Les huit heures de travail comptent dans le cadre d'un programme de vingt heures par semaine au total, incluant également une formation à la recherche d'emploi, imposé 15 semaines durant aux chômeurs en fin de droits de Rotterdam réclamant le RSA (environ 830 euros par mois pour un célibataire vivant seul). 

"Le temps que l'on demande est trop important pour les gens qui travaillent au noir, donc soit ils renoncent à leurs allocations, soit ils cherchent un vrai travail", explique M. Florijn. 

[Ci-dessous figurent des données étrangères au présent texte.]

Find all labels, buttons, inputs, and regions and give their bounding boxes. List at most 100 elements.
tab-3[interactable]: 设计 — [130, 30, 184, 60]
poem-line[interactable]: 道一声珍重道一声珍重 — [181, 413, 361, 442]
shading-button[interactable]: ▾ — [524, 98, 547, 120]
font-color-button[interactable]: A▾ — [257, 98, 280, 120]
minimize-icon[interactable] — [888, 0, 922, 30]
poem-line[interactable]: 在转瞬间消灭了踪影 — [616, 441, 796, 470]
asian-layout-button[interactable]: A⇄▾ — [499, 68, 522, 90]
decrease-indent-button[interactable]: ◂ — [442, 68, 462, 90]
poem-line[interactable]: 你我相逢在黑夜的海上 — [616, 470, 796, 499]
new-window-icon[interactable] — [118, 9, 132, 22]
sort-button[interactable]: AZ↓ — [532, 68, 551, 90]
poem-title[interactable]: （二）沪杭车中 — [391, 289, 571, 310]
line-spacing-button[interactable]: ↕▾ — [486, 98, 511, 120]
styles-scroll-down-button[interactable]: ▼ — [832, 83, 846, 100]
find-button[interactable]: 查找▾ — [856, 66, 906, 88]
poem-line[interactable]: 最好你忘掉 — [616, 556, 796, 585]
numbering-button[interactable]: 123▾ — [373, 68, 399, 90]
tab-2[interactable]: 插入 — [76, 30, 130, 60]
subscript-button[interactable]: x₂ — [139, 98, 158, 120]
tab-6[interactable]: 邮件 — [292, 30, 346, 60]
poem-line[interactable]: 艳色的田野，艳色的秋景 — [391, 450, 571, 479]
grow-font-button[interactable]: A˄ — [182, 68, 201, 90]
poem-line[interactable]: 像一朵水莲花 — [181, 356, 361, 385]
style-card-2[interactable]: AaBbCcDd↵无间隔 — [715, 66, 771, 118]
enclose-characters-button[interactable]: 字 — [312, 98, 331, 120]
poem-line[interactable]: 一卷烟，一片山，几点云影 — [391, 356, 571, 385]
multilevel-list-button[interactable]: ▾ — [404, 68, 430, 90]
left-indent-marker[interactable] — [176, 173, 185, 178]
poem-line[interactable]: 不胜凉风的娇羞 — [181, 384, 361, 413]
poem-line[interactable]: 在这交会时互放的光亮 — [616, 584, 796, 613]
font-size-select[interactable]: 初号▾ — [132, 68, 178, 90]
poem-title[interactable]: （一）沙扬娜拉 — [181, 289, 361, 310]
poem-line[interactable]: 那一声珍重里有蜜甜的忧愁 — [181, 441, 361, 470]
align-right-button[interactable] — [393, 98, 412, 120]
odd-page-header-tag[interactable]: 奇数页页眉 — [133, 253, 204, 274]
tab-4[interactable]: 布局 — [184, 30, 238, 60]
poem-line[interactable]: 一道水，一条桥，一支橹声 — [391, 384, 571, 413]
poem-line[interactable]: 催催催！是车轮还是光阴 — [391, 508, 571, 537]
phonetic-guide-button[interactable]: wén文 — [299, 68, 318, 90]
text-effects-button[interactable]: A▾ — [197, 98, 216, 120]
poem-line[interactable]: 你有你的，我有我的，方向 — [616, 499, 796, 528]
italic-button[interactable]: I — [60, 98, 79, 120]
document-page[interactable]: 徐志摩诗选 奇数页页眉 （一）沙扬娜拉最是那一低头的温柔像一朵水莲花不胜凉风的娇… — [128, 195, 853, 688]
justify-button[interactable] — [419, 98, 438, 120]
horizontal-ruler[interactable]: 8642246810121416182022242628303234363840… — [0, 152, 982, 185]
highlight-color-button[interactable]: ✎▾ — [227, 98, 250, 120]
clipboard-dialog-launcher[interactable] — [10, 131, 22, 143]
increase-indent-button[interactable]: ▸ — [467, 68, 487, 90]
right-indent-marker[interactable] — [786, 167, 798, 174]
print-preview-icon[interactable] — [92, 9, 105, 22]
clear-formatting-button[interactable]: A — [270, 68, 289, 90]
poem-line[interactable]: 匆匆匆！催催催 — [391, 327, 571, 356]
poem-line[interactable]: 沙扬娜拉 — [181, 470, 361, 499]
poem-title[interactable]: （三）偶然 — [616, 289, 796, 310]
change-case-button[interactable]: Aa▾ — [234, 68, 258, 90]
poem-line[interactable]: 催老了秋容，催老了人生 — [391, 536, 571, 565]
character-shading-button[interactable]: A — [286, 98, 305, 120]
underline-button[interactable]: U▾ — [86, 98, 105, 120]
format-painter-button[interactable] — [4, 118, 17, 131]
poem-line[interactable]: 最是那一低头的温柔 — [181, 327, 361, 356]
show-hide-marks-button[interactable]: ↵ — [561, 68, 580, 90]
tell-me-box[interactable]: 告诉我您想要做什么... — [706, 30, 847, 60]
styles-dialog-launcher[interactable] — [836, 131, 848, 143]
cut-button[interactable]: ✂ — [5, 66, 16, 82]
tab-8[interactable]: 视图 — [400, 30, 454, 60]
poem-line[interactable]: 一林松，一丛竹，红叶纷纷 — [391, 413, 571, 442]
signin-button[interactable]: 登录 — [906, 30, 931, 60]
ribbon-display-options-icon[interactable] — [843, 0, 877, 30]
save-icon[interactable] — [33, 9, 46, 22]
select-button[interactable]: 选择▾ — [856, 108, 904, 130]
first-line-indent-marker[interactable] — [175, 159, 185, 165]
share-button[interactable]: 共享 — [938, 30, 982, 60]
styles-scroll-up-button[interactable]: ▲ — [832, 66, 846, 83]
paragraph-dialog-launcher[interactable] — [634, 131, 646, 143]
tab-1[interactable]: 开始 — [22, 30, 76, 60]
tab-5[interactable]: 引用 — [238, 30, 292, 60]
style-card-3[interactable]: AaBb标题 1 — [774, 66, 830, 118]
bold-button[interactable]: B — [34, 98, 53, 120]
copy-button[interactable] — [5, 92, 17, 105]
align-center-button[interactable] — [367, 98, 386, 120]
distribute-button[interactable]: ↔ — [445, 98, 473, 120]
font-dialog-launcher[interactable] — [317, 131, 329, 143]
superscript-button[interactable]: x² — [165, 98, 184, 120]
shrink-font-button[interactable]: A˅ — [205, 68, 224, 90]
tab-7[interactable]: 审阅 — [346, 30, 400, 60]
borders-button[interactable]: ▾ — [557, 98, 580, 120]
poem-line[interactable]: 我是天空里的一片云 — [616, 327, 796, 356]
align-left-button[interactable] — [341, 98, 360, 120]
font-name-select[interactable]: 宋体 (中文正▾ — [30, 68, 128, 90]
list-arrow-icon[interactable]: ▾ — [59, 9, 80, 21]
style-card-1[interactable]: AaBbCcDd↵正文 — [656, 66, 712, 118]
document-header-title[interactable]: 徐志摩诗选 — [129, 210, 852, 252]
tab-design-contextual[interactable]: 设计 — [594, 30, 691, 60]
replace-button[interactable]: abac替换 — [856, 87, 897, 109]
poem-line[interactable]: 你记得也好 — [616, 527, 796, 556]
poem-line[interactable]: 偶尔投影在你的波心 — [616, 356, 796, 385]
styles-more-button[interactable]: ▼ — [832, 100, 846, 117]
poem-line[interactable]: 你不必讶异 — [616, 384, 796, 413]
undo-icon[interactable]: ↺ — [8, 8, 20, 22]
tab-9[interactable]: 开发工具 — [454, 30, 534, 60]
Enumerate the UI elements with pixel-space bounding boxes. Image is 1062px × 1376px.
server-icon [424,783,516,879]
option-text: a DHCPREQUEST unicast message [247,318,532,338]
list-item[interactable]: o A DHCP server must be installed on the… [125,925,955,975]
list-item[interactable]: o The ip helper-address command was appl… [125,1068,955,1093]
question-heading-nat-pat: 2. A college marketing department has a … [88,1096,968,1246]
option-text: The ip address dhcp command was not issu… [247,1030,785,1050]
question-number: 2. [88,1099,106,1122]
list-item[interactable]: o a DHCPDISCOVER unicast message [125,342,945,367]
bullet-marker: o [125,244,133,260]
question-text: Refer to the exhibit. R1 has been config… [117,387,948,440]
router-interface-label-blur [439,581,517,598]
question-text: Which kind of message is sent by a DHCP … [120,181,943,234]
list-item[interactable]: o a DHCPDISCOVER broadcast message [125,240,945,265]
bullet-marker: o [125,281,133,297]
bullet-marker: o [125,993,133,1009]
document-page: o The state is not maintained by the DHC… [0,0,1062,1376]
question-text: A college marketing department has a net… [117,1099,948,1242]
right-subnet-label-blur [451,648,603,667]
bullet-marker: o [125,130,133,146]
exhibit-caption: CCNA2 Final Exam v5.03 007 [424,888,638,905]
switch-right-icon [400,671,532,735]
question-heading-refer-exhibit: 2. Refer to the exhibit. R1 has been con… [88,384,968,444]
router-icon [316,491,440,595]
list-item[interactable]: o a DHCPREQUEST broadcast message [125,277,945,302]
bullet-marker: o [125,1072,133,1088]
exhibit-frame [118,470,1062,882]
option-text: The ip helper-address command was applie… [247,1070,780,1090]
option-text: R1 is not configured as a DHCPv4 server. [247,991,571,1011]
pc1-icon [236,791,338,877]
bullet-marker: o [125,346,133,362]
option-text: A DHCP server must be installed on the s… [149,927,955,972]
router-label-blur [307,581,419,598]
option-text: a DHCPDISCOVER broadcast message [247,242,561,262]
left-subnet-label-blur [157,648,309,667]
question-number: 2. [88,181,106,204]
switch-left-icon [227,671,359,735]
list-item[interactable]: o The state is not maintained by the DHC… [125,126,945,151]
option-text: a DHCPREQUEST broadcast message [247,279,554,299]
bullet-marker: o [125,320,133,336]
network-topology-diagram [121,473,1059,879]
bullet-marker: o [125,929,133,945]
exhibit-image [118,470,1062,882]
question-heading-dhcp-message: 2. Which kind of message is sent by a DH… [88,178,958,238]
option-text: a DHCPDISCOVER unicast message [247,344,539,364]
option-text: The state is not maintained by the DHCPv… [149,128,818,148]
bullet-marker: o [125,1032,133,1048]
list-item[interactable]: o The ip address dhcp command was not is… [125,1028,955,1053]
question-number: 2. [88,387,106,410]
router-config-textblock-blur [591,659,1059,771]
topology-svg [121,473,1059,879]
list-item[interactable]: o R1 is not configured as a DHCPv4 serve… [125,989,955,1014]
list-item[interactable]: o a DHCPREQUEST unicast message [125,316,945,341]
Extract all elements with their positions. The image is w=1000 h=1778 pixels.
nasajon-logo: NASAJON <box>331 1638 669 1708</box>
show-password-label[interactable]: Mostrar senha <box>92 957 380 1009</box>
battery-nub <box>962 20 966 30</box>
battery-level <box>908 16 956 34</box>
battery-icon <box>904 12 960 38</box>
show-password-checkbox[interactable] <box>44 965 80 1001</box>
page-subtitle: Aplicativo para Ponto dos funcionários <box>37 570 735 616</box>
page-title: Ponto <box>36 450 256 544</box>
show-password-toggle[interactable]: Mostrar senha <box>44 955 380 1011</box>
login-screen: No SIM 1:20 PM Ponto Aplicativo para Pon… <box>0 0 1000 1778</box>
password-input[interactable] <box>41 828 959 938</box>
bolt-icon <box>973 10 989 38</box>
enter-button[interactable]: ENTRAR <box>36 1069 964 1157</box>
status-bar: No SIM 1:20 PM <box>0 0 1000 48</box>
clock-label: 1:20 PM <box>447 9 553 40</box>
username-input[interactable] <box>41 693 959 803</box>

Retard ou absence injustifiés, entretien d'embauche où l'on fait tout pour échouer, la sanction tombe : 30% du RSA sont dans un premier temps supprimés, mais il peut être également complètement retiré. 

"J'ai le sentiment de faire quelque chose pour l'argent que je reçois et je garde ainsi un certain rythme de travail", assure José da Cruz à l'AFP, ramassant nonchalamment quelques déchets jonchant une rue de la ville : "je n'ai pas honte de ce travail". 

Ce Néerlandais de 30 ans a récemment perdu son emploi dans le secteur de la construction et est arrivé au terme de la période pendant laquelle il a droit à des allocations de chômage. 

"Au début, j'était réticent bien sûr", raconte de son côté Maurice Hannart, 43 ans, ancien conducteur de tram, dans une classe où il reçoit une formation à la recherche d'emploi (comment écrire une lettre de motivation ou préparer un entretien d'embauche) : "mais bon, c'est mieux que de rester chez soi dans son lit. Ici on est actif dans un groupe, on continue à voir des gens". 

Un déficit réduit de plusieurs millions d'euros 

Si le but du programme "Werk Loont" (le travail rapporte) est principalement d'inciter les chômeurs à retrouver un travail au plus vite, il a également permis de réduire les dépenses de la municipalité travailliste. 

Le taux de chômage à Rotterdam, ville de plus de 600.000 habitants et premier port d'Europe, atteint environ 12%, soit près du double de la moyenne nationale. 

Confronté à un déficit croissant du budget alloué aux RSA, qui relève des municipalités aux Pays-Bas, Rotterdam prend à l'été 2011 une série de mesures. 

Parmi celles-ci, "Werk Loont", inspiré notamment de pratiques existant aux Etats-Unis, a renforcé et durci à partir de septembre 2011 une politique existant déjà depuis plusieurs années dans la ville. 

Les résultats ne se font pas attendre: le déficit du budget alloué aux RSA s'élevait à 91 millions d'euros en 2011, alors que les prévisions pour 2012 font état d'un déficit d'un peu plus de 20 millions d'euros. 

Sur les quelque 3.100 personnes passées depuis début 2012 par le programme "Werk Loont", plus de 40% ne bénéficient plus d'allocations, parce qu'ils ont trouvé un nouvel emploi (18% des 3.100), parce qu'ils ont renoncé à l'aide financière ou parce qu'on la leur a retirée. 

"Ce n'est pas la fin de l'Etat providence", assure à l'AFP Paul de Beer, professeur en sciences du travail à l'université d'Amsterdam : "disons plutôt que l'Etat-providence évolue de sa fonction originellement protectrice vers une augmentation des devoirs des citoyens". 

D'un point de vue budgétaire, "Werk Loont" pourrait par ailleurs peut-être inspirer d'autres villes ou pays européens enclins à réduire leurs dépenses en ces temps de crise et d'austérité. 

"Mais de toute façon, on peut mettre autant de pression que l'on veut sur les citoyens, il faut que cela s'accompagne de créations d'emplois, sinon cela ne sert pas à grand-chose", soutient M. de Beer.